The choir club defies the school board chairman with the support of the principal and vice principal, and hold their White Festival in the school’s central courtyard as the rainclouds part. Afterwords, Sawa announces she’s going abroad to train to be a jockey. The others graduate and send her a video, then set to work pursuing their various goals.
So in the end, the club gets its way, with the bad guy merely stepping aside and allowing the White Festival shortly after being assaulted by Principal Ikezaki and having his pants pulled down in front of five minors. For someone who has a chaffeur and designated umbrella holder, he sure gives in easily, but we suppose with the growing audience to the confrontation, he wanted to avoid bad PR. So, the club got to sing the song Wakana and her mom wrote. And while we don’t want to pooh-pooh one of the focal points of the series, we have to point out that if you’re going to make that focal point a song, it had better be a good one. So to be painfully honest, we found the song, and the dramatic performance, a bit cloying. It just didn’t do it for us.
We were always more interested in the characters, not in their songs, but everyone other than Wakana is given a bit of a short shrift. Konatsu remains unsure of what she wants to do, so she goes to college. Sawa rides horses abroad. Taichi plays badminton, and misses Sawa, whom he never asked out. Wien…goes back to Austria and meets his pen pal. All of these are kernals and jumping-off points for potentially interesting stories, but the series had no more time to delve into them. A serviceable end to a pleasant-enough series that never quite got there with the characters – something Kokoro Connect has thus far excelled at.
Rating: 6 (Good)
Sawa’s injuries are minor, but cause enough of a scare that she must withdraw from the tournament for liability reasons. He also tells her to step back from her dream of beinga jockey and go to college. Back at school, the club’s practice room has been stolen by the music majors; a pissed-off Sawa chews them out. They go to Wien’s house to practice, but his piano is out of tune. Sawa tells everyone what’s biting her, but Wakana echoes Sawa’s dad, and Sawa snaps at her. When the vice principal allows the club to audition for the main stage, Sawa is home sulking, but the rest of the club convinces her to come. With her bike at school, she must ride Sabure.
First of all, kudos to Tari Tari for not going the easy route of injuring Sawa to the extent she can’t continue; falling off the horse isn’t life- or limb-threatening, though it does expose her malnutrition to her father. Instead, this episode makes Sawa wrestle with trying to keep her dream alive when the facts of her life simply aren’t favorable to that dream. Even if she starves herself to the weight limit, she may grow too tall to be a jockey – and what’s the point of being light enough if you’re too weak to stay on your horse? Her dad isn’t the best at conveying his feelings to his teenage daughter, but he once again makes sense: it was naive for Sawa to simply press on without a backup plan, belieiving everything will turn out okay.

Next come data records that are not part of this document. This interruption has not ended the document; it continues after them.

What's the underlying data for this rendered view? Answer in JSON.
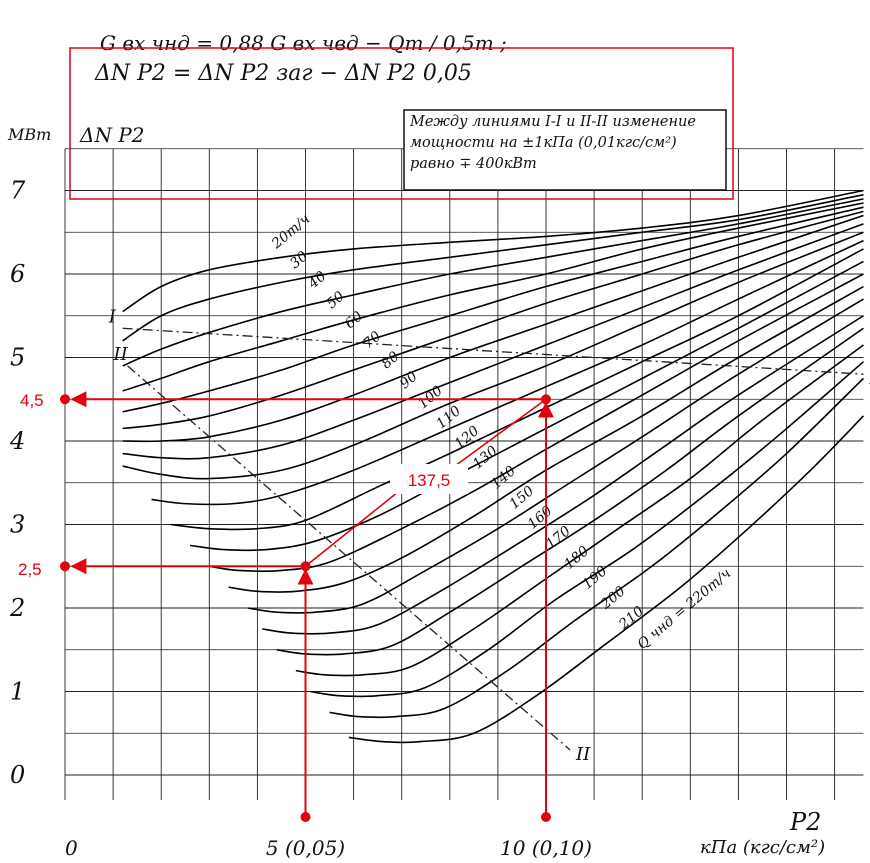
{
  "chart_data": {
    "type": "line",
    "title_formula_1": "G вх чнд = 0,88 G вх чвд − Qт / 0,5т ;",
    "title_formula_2": "ΔN P2 = ΔN P2 заг − ΔN P2 0,05",
    "ylabel": "ΔN P2",
    "yunit": "МВт",
    "xunit": "кПа (кгс/см²)",
    "xlabel_symbol": "P2",
    "annotation": "Между линиями I-I и II-II изменение мощности на ±1кПа (0,01кгс/см²) равно ∓ 400кВт",
    "y_ticks": [
      "0",
      "1",
      "2",
      "3",
      "4",
      "5",
      "6",
      "7"
    ],
    "x_ticks": [
      "0",
      "5 (0,05)",
      "10 (0,10)"
    ],
    "xlim": [
      0,
      16.6
    ],
    "ylim": [
      -0.3,
      7.6
    ],
    "flow_label_prefix": "Q чнд = ",
    "flow_unit": "т/ч",
    "series": [
      {
        "name": "20",
        "x": [
          1.2,
          2.0,
          3.0,
          4.5,
          6.0,
          8.0,
          10.0,
          12.0,
          14.0,
          16.6
        ],
        "y": [
          5.55,
          5.85,
          6.05,
          6.2,
          6.3,
          6.38,
          6.45,
          6.55,
          6.7,
          7.0
        ]
      },
      {
        "name": "30",
        "x": [
          1.2,
          2.0,
          3.0,
          4.5,
          6.0,
          8.0,
          10.0,
          12.0,
          14.0,
          16.6
        ],
        "y": [
          5.2,
          5.5,
          5.7,
          5.9,
          6.05,
          6.2,
          6.35,
          6.5,
          6.65,
          6.95
        ]
      },
      {
        "name": "40",
        "x": [
          1.2,
          2.0,
          3.0,
          4.5,
          6.0,
          8.0,
          10.0,
          12.0,
          14.0,
          16.6
        ],
        "y": [
          4.9,
          5.1,
          5.3,
          5.55,
          5.75,
          6.0,
          6.2,
          6.4,
          6.6,
          6.9
        ]
      },
      {
        "name": "50",
        "x": [
          1.2,
          2.0,
          3.0,
          4.5,
          6.0,
          8.0,
          10.0,
          12.0,
          14.0,
          16.6
        ],
        "y": [
          4.6,
          4.75,
          4.95,
          5.2,
          5.45,
          5.75,
          6.0,
          6.3,
          6.55,
          6.85
        ]
      },
      {
        "name": "60",
        "x": [
          1.2,
          2.0,
          3.0,
          4.5,
          6.0,
          8.0,
          10.0,
          12.0,
          14.0,
          16.6
        ],
        "y": [
          4.35,
          4.45,
          4.6,
          4.85,
          5.15,
          5.5,
          5.85,
          6.15,
          6.45,
          6.8
        ]
      },
      {
        "name": "70",
        "x": [
          1.2,
          2.0,
          3.0,
          4.5,
          6.0,
          8.0,
          10.0,
          12.0,
          14.0,
          16.6
        ],
        "y": [
          4.15,
          4.2,
          4.3,
          4.55,
          4.85,
          5.25,
          5.65,
          6.0,
          6.35,
          6.75
        ]
      },
      {
        "name": "80",
        "x": [
          1.2,
          2.0,
          3.0,
          4.5,
          6.0,
          8.0,
          10.0,
          12.0,
          14.0,
          16.6
        ],
        "y": [
          4.0,
          4.0,
          4.05,
          4.25,
          4.55,
          5.0,
          5.4,
          5.8,
          6.2,
          6.7
        ]
      },
      {
        "name": "90",
        "x": [
          1.2,
          2.0,
          3.0,
          4.5,
          6.0,
          8.0,
          10.0,
          12.0,
          14.0,
          16.6
        ],
        "y": [
          3.85,
          3.8,
          3.8,
          3.95,
          4.25,
          4.7,
          5.15,
          5.6,
          6.05,
          6.6
        ]
      },
      {
        "name": "100",
        "x": [
          1.2,
          2.0,
          3.0,
          4.5,
          6.0,
          8.0,
          10.0,
          12.0,
          14.0,
          16.6
        ],
        "y": [
          3.7,
          3.6,
          3.55,
          3.65,
          3.95,
          4.45,
          4.9,
          5.4,
          5.9,
          6.5
        ]
      },
      {
        "name": "110",
        "x": [
          1.8,
          2.5,
          3.5,
          4.5,
          6.0,
          8.0,
          10.0,
          12.0,
          14.0,
          16.6
        ],
        "y": [
          3.3,
          3.25,
          3.25,
          3.35,
          3.65,
          4.15,
          4.65,
          5.15,
          5.7,
          6.4
        ]
      },
      {
        "name": "120",
        "x": [
          2.2,
          3.0,
          4.0,
          5.0,
          6.5,
          8.0,
          10.0,
          12.0,
          14.0,
          16.6
        ],
        "y": [
          3.0,
          2.95,
          2.95,
          3.05,
          3.45,
          3.85,
          4.4,
          4.95,
          5.5,
          6.3
        ]
      },
      {
        "name": "130",
        "x": [
          2.6,
          3.3,
          4.2,
          5.2,
          6.5,
          8.0,
          10.0,
          12.0,
          14.0,
          16.6
        ],
        "y": [
          2.75,
          2.7,
          2.7,
          2.8,
          3.1,
          3.55,
          4.15,
          4.75,
          5.35,
          6.15
        ]
      },
      {
        "name": "140",
        "x": [
          3.0,
          3.6,
          4.5,
          5.5,
          7.0,
          8.5,
          10.0,
          12.0,
          14.0,
          16.6
        ],
        "y": [
          2.5,
          2.45,
          2.45,
          2.55,
          2.95,
          3.4,
          3.9,
          4.55,
          5.2,
          6.0
        ]
      },
      {
        "name": "150",
        "x": [
          3.4,
          4.0,
          4.8,
          5.8,
          7.0,
          8.5,
          10.0,
          12.0,
          14.0,
          16.6
        ],
        "y": [
          2.25,
          2.2,
          2.2,
          2.3,
          2.6,
          3.1,
          3.65,
          4.3,
          5.0,
          5.85
        ]
      },
      {
        "name": "160",
        "x": [
          3.8,
          4.4,
          5.2,
          6.2,
          7.5,
          9.0,
          10.5,
          12.0,
          14.0,
          16.6
        ],
        "y": [
          2.0,
          1.95,
          1.95,
          2.05,
          2.45,
          2.95,
          3.5,
          4.05,
          4.8,
          5.7
        ]
      },
      {
        "name": "170",
        "x": [
          4.1,
          4.7,
          5.5,
          6.5,
          7.8,
          9.5,
          11.0,
          12.5,
          14.0,
          16.6
        ],
        "y": [
          1.75,
          1.7,
          1.7,
          1.8,
          2.2,
          2.8,
          3.35,
          3.95,
          4.55,
          5.5
        ]
      },
      {
        "name": "180",
        "x": [
          4.4,
          5.0,
          5.8,
          6.8,
          8.0,
          9.5,
          11.0,
          12.5,
          14.0,
          16.6
        ],
        "y": [
          1.5,
          1.45,
          1.45,
          1.55,
          1.95,
          2.5,
          3.05,
          3.65,
          4.3,
          5.35
        ]
      },
      {
        "name": "190",
        "x": [
          4.8,
          5.4,
          6.2,
          7.2,
          8.5,
          10.0,
          11.5,
          13.0,
          14.5,
          16.6
        ],
        "y": [
          1.25,
          1.2,
          1.2,
          1.3,
          1.75,
          2.35,
          2.95,
          3.55,
          4.25,
          5.15
        ]
      },
      {
        "name": "200",
        "x": [
          5.1,
          5.7,
          6.5,
          7.5,
          8.8,
          10.2,
          11.8,
          13.3,
          14.8,
          16.6
        ],
        "y": [
          1.0,
          0.95,
          0.95,
          1.05,
          1.5,
          2.1,
          2.7,
          3.35,
          4.05,
          4.95
        ]
      },
      {
        "name": "210",
        "x": [
          5.5,
          6.1,
          6.9,
          7.9,
          9.2,
          10.6,
          12.2,
          13.6,
          15.0,
          16.6
        ],
        "y": [
          0.75,
          0.7,
          0.7,
          0.8,
          1.25,
          1.85,
          2.5,
          3.15,
          3.85,
          4.75
        ]
      },
      {
        "name": "220",
        "x": [
          5.9,
          6.6,
          7.4,
          8.5,
          9.8,
          11.2,
          12.8,
          14.2,
          15.5,
          16.6
        ],
        "y": [
          0.45,
          0.4,
          0.4,
          0.5,
          0.95,
          1.55,
          2.25,
          2.95,
          3.65,
          4.3
        ]
      }
    ],
    "guide_lines": [
      {
        "name": "I",
        "x": [
          1.2,
          16.6
        ],
        "y": [
          5.35,
          4.8
        ]
      },
      {
        "name": "II",
        "x": [
          1.3,
          10.5
        ],
        "y": [
          4.9,
          0.3
        ]
      }
    ],
    "example": {
      "flow_label": "137,5",
      "points": [
        {
          "x": 5.0,
          "y": 2.5,
          "label": "2,5"
        },
        {
          "x": 10.0,
          "y": 4.5,
          "label": "4,5"
        }
      ]
    }
  }
}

We like how Sawa’s realization is a weight that sours her usually pleasant disposition (we were pumping our fists when she unleashed a devastating tirade against the stuck-up music majors.) Another great moment is when Sawa hears her dad arguing her case on the phone with the equestrian school. This is after Sawa’s friends sang her a song over the phone to show they care about her and want her by their side. Fittingly, Sawa rides her horse to school, in a scene that’s equal parts heroic, redemptive, and absurd. We don’t even hear the last-minute audition, but considering what a stick-in-the-mud the vice principal is, we won’t speculate on whether they got a spot on the main stage. Sawa’s struggles aren’t over, but she’s not without hope – and she’s not alone.
Rating: 7 (Very Good)
Car Cameos: Sawa and her father take a Toyota Comfort taxi home, and a Toyota Alphard can be seen just before the train to Wien’s house passes by. While riding her horse Sabure through town, Sawa encounters a Toyota Soarer, AKA Lexus SC430.